The 21-year-old Bachelor of Information Science student is accredited by Microsoft as a Windows XP “associate expert”, part of a team of 600 volunteers around the world helping XP beta users.
When he’s not doing university assignments, O’Connell is busy with technical beta-testing of Windows XP and answering user questions on the ExpertZone, an online community for XP enthusiasts on Microsoft’s website.
Asked what’s in it for him, O’Connell, who is half way through an MCSE (Microsoft Certified Systems Engineer) course, says it’s mainly the satisfaction of helping people, the chance to work closely with Microsoft and the opportunity to improve job prospects.
While two former America Online volunteers in the US have filed a lawsuit in hopes of getting paid for their efforts, O’Connell is dismissive of such a move. “Microsoft treats us very well,” he says.

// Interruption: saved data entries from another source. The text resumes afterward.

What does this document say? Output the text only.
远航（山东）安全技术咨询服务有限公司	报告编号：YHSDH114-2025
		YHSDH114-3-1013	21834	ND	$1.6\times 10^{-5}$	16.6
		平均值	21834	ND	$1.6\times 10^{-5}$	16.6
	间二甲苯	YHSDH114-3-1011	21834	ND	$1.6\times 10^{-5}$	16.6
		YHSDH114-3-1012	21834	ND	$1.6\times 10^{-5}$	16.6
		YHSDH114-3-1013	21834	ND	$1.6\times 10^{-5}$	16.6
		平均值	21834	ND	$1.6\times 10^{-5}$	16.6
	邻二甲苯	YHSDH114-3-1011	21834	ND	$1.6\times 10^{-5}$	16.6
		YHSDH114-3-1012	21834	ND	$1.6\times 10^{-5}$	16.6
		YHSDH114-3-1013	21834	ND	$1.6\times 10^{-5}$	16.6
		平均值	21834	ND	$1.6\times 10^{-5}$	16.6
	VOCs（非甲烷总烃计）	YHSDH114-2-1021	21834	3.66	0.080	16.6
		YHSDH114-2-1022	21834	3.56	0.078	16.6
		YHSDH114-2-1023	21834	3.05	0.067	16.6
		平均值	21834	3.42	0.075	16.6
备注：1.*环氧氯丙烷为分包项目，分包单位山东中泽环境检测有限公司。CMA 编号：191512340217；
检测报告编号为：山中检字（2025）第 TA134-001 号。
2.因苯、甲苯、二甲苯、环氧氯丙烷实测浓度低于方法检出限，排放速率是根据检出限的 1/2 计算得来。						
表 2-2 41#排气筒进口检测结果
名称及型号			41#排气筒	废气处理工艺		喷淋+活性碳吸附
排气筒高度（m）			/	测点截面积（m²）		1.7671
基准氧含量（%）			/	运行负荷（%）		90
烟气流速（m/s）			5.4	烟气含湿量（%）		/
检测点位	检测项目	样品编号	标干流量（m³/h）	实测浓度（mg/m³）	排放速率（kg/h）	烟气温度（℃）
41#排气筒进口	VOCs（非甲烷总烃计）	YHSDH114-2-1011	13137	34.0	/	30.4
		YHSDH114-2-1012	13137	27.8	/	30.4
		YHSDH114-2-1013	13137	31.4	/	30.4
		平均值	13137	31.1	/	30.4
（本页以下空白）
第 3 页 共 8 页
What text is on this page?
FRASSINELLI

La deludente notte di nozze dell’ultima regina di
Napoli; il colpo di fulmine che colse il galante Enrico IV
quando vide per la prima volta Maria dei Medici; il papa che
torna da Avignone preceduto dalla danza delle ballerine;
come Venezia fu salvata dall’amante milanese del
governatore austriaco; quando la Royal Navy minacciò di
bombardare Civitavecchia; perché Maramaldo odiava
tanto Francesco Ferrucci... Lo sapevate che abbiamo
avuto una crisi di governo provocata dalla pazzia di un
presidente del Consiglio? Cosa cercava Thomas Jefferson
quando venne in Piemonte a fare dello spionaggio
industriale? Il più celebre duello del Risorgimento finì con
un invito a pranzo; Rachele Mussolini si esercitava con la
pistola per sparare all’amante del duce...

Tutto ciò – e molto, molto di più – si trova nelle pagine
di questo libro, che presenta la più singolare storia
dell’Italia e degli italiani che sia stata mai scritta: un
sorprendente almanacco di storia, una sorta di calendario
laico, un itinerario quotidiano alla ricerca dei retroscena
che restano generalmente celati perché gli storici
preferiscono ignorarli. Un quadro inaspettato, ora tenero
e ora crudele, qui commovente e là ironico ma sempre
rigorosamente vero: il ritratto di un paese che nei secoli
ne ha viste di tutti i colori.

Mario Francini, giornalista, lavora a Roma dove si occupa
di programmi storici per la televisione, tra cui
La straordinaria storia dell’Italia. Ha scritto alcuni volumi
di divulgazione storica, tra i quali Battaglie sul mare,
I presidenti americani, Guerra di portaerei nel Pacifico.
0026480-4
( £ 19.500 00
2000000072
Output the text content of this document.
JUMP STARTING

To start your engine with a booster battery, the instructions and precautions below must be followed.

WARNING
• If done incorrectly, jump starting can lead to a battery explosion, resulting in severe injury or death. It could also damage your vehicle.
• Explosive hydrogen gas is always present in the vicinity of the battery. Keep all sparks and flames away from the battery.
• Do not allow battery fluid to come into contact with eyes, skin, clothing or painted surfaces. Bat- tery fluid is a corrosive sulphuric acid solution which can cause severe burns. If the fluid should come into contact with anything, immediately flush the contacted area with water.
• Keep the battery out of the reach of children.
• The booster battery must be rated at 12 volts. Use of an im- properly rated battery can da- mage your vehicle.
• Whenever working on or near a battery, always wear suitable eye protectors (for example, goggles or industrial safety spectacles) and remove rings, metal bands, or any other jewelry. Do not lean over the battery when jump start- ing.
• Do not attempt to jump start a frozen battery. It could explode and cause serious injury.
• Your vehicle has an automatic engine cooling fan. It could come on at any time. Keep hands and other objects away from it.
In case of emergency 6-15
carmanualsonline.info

Last month he travelled to Microsoft’s Redmond headquarters to meet 160 other associate experts at an XP briefing. He paid for his airfare and Microsoft picked up the tab for accommodation and other expenses.
Highlights of the trip were touring Microsoft’s headquarters, seeing where XP is developed and talking to the Microsoft employees.
O’Connell dispenses advice on the ExpertZone when he has the time but of the eight to 10 hours he spends daily on his PC, a large chunk is spent testing XP. To begin with he was finding plenty of bugs in the software but they’re becoming fewer and fewer, he says.
It was O’Connell’s aptitude for bug hunting that brought him to Microsoft’s attention in the first place. He had subscribed to Microsoft’s developer network and started reporting bugs in Windows 2000. From there he was invited to become a technical beta tester.
After W2K he became a technical beta-tester for Windows ME though Windows XP, which launches on October 25, appears to be his favourite.
Features which especially appeal are the new user interface, the new media player and backwards compatibility with Windows 98 and Windows 95 applications.
New Zealand has one other associate expert on XP, Colin Hopper of Hamilton.